TIL di Giuseppe Ferlini, cacciatore di tesori italiano e saccheggiatore di tombe che razziò e sventrò con l’uso di esplosivo le antiche piramidi di Meroe in Sudan.

13 comments
  1. Cioé l’altro giorno parlo con un sudanese su internet e questo mi fa: voi italiani ci avete distrutto le piramidi. Io gli dico che, boh, non so di che sta parlando. Quindi mi rimanda a questo signore che nientemeno è andato fino a Meroe, ha fatto saltare in aria le piramidi per intrufolarsi nelle stesse, e ha trafugato i tesori al loro interno. [Allucinante](https://upload.wikimedia.org/wikipedia/commons/c/c6/Meroe_at_sun_rise%2C_Sudan.jpg).
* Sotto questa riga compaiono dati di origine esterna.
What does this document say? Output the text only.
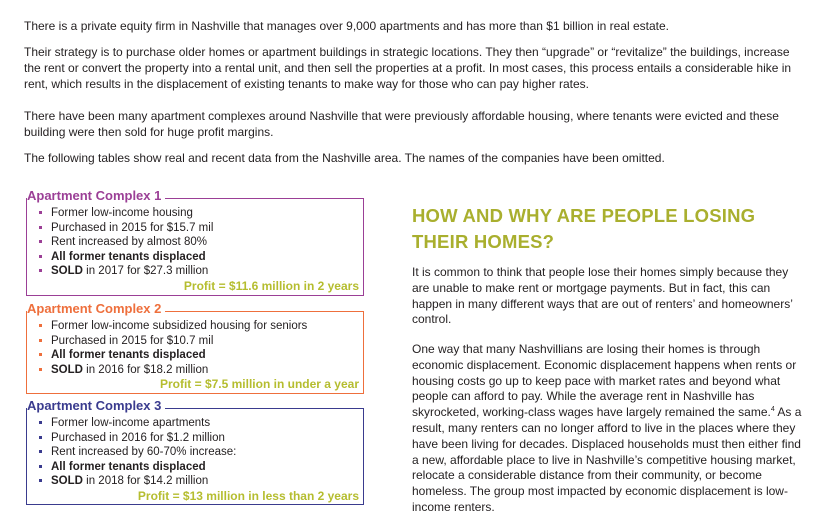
There is a private equity firm in Nashville that manages over 9,000 apartments and has more than $1 billion in real estate.

Their strategy is to purchase older homes or apartment buildings in strategic locations. They then “upgrade” or “revitalize” the buildings, increase the rent or convert the property into a rental unit, and then sell the properties at a profit. In most cases, this process entails a considerable hike in rent, which results in the displacement of existing tenants to make way for those who can pay higher rates.

There have been many apartment complexes around Nashville that were previously affordable housing, where tenants were evicted and these building were then sold for huge profit margins.

The following tables show real and recent data from the Nashville area. The names of the companies have been omitted.

Apartment Complex 1
Former low-income housing
Purchased in 2015 for $15.7 mil
Rent increased by almost 80%
All former tenants displaced
SOLD in 2017 for $27.3 million
Profit = $11.6 million in 2 years
Apartment Complex 2
Former low-income subsidized housing for seniors
Purchased in 2015 for $10.7 mil
All former tenants displaced
SOLD in 2016 for $18.2 million
Profit = $7.5 million in under a year
Apartment Complex 3
Former low-income apartments
Purchased in 2016 for $1.2 million
Rent increased by 60-70% increase:
All former tenants displaced
SOLD in 2018 for $14.2 million
Profit = $13 million in less than 2 years
HOW AND WHY ARE PEOPLE LOSING THEIR HOMES?

It is common to think that people lose their homes simply because they are unable to make rent or mortgage payments. But in fact, this can happen in many different ways that are out of renters’ and homeowners’ control.

One way that many Nashvillians are losing their homes is through economic displacement. Economic displacement happens when rents or housing costs go up to keep pace with market rates and beyond what people can afford to pay. While the average rent in Nashville has skyrocketed, working-class wages have largely remained the same.$^4$ As a result, many renters can no longer afford to live in the places where they have been living for decades. Displaced households must then either find a new, affordable place to live in Nashville’s competitive housing market, relocate a considerable distance from their community, or become homeless. The group most impacted by economic displacement is low-income renters.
    Contesto: in antichità il Sudan era centro della civiltà nubiana, una delle più ricche e meglio documentate dell’Africa nera, che arrivò a governare l’Egitto durante il periodo dei “faraoni neri”, e che ebbe anche incontri/scontri con Roma; quando nelle fonti greche e romane si parla di Etiopia, in genere ci si riferisce proprio alla Nubia/Sudan. Meroe fu una delle capitali.

  2. Mi domando se all’epoca (XIX sec) fosse una cosa normale per gli occidentali, non solo fare razzia, ma anche distruggere le opere di civiltà dimenticate, o se questo tipo era particolarmente scellerato.

    Sai com’è, per noi che viviamo nel 2023 è un comportamento criminale, magari all’epoca no.

  3. Ho come l’impressione che tra 150 anni parleremo dei moderni Musk / Zuckerberg / Bezos come oggi parliamo di questo qui.

  4. Non so, dalla foto ha esattamente le sembianze che mi aspetterei da un razziatore di tombe/pirata/distruttore di piramidi. Che bravi che siamo a produrre stereotipi.

  5. Ok è un mostro, un ladro, un criminale. Ma è stato un Evil Indiana Jones a forma di Garibaldi, non riesco a non provare un minimo di ammirazione.